Sunday 27 April 2008

Glimpse of the future?





Not just all Asian candidates, but proposers, seconders and everyone who signed the nomination form. Could this be the shape of things to come?

I had an excellent day canvassing in Currock in Carlisle yesterday and if we don't actually win the seat, we will come a very close second. Brian Allan is a very good candidate and has been working the ward for a year. Many people on the doorstep knew him and pledged their support for him. But it was those that didn't know him but who were voting BNP for the first time that really made the most impression on me.

There were three in the morning session, a pensioner who had worked all his life but was now seeing his pension reduced, a middle-aged lady who said that politics was now her passion and a self-employed joiner who was competing for work with Carlisle's growing migrant workforce. They each said that they had always voted Labour, and had done so last May, but this time were voting BNP. Brian was speaking to each of them for around ten minutes, which breaks every rule in the canvassing handbook, but it was worthwhile to hear their take on things.

Pollsters will tell you that if there are three such people in one part of a ward voicing support for the BNP, there will be others from a similar background, and that is what makes me quietly optimistic for Brian's chances. In the morning session it was 59% 'yes', and 41% 'no' to the all-important question. In the afternoon session it was much more even with maybe the 'no's just shading it. In the morning it was an area of owner-occupier houses and in the afternoon a social housing estate. It did appear that most of those who said "no" were Labour voters so it could be that the contest in Currock is polarising into a straight fight between them and us.

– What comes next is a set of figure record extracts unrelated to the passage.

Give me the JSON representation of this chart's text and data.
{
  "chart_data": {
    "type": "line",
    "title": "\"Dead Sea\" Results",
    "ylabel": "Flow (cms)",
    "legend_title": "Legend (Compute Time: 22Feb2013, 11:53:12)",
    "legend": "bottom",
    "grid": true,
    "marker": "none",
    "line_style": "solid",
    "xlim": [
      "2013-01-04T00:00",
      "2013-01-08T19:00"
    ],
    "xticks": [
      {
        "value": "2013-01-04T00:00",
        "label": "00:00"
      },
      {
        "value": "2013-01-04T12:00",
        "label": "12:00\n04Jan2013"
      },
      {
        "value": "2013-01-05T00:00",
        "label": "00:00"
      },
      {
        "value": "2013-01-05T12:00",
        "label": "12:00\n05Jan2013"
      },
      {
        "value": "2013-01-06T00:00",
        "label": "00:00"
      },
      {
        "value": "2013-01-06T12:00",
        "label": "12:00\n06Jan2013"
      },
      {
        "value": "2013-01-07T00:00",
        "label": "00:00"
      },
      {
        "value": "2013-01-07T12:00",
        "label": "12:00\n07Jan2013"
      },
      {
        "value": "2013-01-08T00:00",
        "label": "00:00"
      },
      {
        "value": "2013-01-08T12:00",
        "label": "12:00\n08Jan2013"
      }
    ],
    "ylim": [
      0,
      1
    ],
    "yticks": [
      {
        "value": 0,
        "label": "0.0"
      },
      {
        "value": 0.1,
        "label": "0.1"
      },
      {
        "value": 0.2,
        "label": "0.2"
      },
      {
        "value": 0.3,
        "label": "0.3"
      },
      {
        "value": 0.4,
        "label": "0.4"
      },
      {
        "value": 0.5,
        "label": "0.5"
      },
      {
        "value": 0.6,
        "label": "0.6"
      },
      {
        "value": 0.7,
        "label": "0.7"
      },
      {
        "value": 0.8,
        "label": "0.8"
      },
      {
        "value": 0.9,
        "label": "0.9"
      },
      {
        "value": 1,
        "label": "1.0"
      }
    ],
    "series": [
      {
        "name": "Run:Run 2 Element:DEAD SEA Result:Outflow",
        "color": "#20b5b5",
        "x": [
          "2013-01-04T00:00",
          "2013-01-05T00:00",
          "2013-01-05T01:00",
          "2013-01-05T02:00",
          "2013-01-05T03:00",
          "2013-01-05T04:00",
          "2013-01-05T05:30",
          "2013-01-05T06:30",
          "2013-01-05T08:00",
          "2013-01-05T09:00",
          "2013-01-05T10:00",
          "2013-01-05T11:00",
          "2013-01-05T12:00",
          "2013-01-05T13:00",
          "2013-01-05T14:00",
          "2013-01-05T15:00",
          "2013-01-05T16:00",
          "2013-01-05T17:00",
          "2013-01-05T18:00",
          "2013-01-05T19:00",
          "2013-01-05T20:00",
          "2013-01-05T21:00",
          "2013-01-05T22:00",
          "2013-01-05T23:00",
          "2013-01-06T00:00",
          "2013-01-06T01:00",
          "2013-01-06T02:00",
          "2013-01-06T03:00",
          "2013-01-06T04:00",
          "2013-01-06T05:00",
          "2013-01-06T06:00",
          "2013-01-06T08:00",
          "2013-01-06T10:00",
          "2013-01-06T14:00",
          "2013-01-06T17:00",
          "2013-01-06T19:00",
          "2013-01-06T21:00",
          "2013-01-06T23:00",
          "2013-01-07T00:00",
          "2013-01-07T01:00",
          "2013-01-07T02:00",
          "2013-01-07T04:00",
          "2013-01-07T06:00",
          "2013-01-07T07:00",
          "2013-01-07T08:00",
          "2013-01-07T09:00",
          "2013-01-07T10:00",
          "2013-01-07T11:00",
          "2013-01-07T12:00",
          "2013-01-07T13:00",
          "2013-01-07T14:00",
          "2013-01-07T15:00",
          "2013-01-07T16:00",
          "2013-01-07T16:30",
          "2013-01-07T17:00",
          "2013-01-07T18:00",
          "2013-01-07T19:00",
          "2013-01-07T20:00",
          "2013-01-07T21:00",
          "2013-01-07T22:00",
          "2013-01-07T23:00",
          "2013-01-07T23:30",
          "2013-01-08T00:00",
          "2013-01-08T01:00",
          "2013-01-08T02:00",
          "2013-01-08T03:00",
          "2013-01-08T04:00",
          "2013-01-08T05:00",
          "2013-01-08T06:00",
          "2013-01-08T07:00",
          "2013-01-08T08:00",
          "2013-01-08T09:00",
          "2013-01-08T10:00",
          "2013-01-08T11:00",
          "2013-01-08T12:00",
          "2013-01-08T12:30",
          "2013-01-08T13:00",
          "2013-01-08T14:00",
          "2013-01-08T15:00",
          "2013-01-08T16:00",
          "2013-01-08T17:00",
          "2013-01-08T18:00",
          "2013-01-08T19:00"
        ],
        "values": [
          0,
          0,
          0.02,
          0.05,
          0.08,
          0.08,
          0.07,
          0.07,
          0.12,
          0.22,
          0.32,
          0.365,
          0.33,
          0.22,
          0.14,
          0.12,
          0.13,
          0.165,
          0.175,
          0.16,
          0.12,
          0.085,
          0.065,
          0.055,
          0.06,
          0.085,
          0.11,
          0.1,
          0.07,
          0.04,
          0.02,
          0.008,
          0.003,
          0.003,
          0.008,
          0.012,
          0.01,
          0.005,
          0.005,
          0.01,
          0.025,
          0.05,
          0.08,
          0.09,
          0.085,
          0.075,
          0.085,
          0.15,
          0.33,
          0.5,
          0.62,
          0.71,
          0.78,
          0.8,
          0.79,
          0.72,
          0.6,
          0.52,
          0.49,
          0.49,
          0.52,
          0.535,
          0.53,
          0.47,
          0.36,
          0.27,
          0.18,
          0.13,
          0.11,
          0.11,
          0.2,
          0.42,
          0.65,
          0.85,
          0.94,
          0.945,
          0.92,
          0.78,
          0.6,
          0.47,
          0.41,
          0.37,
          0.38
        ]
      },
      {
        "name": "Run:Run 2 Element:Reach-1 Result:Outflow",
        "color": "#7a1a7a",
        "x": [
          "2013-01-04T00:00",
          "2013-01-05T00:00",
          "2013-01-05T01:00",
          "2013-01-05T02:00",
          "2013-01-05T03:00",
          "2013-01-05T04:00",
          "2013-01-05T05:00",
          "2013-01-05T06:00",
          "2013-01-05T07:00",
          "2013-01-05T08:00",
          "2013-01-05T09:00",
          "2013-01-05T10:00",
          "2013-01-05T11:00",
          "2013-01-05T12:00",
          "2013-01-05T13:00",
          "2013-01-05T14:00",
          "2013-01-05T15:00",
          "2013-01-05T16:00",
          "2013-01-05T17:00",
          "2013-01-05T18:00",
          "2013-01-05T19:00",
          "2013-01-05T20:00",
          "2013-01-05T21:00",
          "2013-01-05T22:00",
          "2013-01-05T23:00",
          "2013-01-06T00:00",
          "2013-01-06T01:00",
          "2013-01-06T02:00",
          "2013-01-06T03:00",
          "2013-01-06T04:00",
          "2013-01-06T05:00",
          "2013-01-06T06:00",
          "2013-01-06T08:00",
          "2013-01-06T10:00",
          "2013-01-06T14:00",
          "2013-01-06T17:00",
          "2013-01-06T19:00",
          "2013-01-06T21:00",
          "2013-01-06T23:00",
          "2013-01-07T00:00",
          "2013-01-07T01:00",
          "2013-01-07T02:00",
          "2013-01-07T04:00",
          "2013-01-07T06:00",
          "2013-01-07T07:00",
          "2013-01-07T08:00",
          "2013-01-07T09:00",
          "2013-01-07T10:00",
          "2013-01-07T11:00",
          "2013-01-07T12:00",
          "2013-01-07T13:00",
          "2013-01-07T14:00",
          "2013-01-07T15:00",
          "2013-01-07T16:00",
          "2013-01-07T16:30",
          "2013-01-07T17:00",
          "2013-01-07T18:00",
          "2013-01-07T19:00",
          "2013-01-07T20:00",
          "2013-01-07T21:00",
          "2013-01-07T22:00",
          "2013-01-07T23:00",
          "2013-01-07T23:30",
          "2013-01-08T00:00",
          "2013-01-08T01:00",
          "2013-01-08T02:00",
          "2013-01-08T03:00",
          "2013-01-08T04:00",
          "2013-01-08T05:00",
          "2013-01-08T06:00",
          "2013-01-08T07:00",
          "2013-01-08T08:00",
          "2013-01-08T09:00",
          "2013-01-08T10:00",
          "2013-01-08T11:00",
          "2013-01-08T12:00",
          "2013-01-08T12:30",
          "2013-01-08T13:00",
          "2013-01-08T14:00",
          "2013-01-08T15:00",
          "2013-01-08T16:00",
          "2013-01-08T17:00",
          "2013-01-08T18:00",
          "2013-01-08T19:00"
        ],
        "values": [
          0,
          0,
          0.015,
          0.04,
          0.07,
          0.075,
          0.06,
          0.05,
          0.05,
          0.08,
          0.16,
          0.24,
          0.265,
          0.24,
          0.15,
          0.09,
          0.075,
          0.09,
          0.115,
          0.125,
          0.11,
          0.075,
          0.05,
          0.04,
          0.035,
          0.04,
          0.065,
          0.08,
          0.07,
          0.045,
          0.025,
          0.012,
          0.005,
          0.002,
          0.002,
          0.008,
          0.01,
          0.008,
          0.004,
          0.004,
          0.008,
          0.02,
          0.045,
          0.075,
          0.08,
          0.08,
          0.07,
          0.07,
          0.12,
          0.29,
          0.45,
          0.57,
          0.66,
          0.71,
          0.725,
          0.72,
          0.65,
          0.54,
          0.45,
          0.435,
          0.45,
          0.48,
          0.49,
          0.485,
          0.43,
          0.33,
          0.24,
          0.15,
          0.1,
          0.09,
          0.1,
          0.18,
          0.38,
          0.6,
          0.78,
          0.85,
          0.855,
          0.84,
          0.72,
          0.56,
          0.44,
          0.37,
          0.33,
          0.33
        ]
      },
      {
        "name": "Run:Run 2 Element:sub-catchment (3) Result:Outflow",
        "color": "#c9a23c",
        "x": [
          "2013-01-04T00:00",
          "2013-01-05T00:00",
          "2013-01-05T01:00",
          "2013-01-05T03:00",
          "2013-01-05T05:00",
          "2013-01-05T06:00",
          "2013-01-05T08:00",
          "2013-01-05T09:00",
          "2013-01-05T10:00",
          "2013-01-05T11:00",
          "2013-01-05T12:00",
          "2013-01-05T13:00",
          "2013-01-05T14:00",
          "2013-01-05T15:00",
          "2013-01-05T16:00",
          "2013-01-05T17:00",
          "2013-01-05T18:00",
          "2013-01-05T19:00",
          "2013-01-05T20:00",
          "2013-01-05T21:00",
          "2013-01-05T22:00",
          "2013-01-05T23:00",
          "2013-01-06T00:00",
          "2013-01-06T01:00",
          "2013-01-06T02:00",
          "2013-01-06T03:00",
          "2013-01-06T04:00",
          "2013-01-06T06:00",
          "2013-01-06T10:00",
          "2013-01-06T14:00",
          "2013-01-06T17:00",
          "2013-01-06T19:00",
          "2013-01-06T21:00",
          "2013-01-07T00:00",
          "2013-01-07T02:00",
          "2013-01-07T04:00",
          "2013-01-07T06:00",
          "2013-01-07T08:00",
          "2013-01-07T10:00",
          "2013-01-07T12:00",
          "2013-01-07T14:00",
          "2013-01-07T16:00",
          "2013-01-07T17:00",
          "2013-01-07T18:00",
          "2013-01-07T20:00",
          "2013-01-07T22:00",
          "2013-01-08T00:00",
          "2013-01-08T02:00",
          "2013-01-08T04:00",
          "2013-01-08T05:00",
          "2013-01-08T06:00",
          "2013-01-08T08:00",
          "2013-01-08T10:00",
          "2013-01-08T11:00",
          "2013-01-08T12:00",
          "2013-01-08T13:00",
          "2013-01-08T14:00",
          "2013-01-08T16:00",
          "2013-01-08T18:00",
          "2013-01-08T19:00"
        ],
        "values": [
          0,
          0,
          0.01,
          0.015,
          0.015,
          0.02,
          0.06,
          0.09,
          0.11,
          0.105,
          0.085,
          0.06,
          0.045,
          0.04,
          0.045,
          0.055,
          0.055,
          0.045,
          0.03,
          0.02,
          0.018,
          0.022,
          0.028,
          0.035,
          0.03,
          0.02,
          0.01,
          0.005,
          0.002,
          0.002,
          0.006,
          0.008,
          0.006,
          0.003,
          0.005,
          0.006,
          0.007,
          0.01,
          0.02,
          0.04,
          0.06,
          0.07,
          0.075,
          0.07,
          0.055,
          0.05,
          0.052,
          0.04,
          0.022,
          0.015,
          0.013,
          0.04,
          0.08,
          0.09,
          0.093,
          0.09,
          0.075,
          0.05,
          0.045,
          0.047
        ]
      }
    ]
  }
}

This was the vote last time around:
Currock Ward
Brian Allan (BNP) 309
BNP Percentage: 24.1%
Lab 571, Con 235, Lib-Dem 169.

What was interesting was that the area we canvassed had that very week seen a delivery of the illegal anti-BNP GMB leaflet produced by Carlisle Against Racism and from those we spoke to, the effect of this leaflet was limited - "heard it all before" was the most common response when asked about it.

The Cumberland News in its last issue before polling day did its best to shore up the Labour vote in Currock with a whole page feature on one of the ward's other Labour councillors, Abdul Harid. I thought Cumbrian Press Officer Clive Jefferson was going to have a seizure when he read the report while we stopped for lunch yesterday. He would have gone straight down to the newspaper's office to complain but it was closed so he spent the afternoon canvassing even more vigorously than usual to relieve his pent up emotions.
Read his take on things here

I'm afraid dirty tricks like this from the Cumberland News and its sister newspaper the News & Star are par for the course at election time due to the rather sordid and small-minded editoral team behind the newspaper. There will no doubt be another intervention in the democratic process with another anti-BNP, pro-Labour story in Wednesday's News & Star, but as people were saying on the doorstep - they have heard it all before.

Carlisle city centre yesterday was swamped with the anti-BNP brigade handing out A4 sized holocaust leaflets. This might effect our vote, but that's not certain, and it did at least give us a free run for our canvassing teams across our two target wards who were meeting the public face-to-face.

1 comment:

alanorei said...

We spoke to a pensioner in Hartlepool last week who attends a local club. He said no-one there has anything positive to say about local council actions.

He and his neighbours are in dispute with the local council that plans to build houses on a green field site opposite the close where they live.

Our election agent indicated that it was Party policy to build only on brown field sites. So we might pick up a few votes for that disclosure.

Re: election efforts in Cumbria:

"Show 'em your cap badge, Border!"

From The Little Men, by K.W. Cooper, about the 2nd Battalion, The Border Regiment, in Burma in early 1945.